Chicago resident Candace Jordan disagrees. She appeared in Playboy in 1979 as Candace Collins, and dismisses accusations that Playboy exploits women.
"Quite the opposite is true," she said. "I was thrilled to be included and I felt very liberated by being able to choose this path for myself. My family was completely behind my decision. And by the way, there were no casting couches either. When critics would ask this question about being 'exploited,' I would always suggest to them that a woman's choice is at the heart of the feminist movement, and I executed my own choice which was perfect for me."
Today, Jordan is a popular Chicago high society columnist with her own blog, "Candid Candace."
Suzi Schott, originally from Addison, posed for the August 1984 issue and also said she never felt objectified.
"I was well paid and it was something I signed up to do," she said. "Playboy is about as pornographic as the sculptures and paintings you see in any fine art museum. As for what it does for the women's movement, I'm on the fence, but I would guess you'd have to also question things like cheerleading and beauty pageants. Don't they 'objectify' women, too?"
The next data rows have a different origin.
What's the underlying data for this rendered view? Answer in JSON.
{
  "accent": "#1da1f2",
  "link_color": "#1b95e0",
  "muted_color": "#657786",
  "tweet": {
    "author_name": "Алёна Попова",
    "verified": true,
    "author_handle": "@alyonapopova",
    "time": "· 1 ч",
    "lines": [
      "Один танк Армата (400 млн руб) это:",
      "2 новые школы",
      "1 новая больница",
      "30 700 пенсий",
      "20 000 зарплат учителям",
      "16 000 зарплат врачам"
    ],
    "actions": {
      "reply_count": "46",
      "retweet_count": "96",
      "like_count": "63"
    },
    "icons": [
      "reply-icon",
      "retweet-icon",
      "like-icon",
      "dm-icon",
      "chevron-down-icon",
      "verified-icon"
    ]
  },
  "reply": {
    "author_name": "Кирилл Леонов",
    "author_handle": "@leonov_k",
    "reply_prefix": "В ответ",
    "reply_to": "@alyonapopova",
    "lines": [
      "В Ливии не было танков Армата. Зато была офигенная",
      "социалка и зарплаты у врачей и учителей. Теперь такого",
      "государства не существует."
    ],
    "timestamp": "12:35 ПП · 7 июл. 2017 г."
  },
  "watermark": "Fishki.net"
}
The film also illustrates another aspect of Hef's personality: his loyalty toward his friends. He is known to host dinners, movie nights, gaming nights and full-blown parties for friends to whom he has remained devoted for decades.
"That comes from family," Hefner said modestly. "I may have questioned the sexual values of my parents, but all my other values come from them. For example, I do believe that bigotry is taught to young people, and in my family that just didn't exist. My parents didn't always show it, but there was a lot of love. I simply continue to spread that love to the people who mean a lot to me my own family and friends."
Editor's note: Raymond Benson was a speaker at the 45th Anniversary Playboy Expo in 1999, and his fiction has been published in Playboy. He and his wife have been to the Playboy Mansion in Los Angeles on numerous occasions.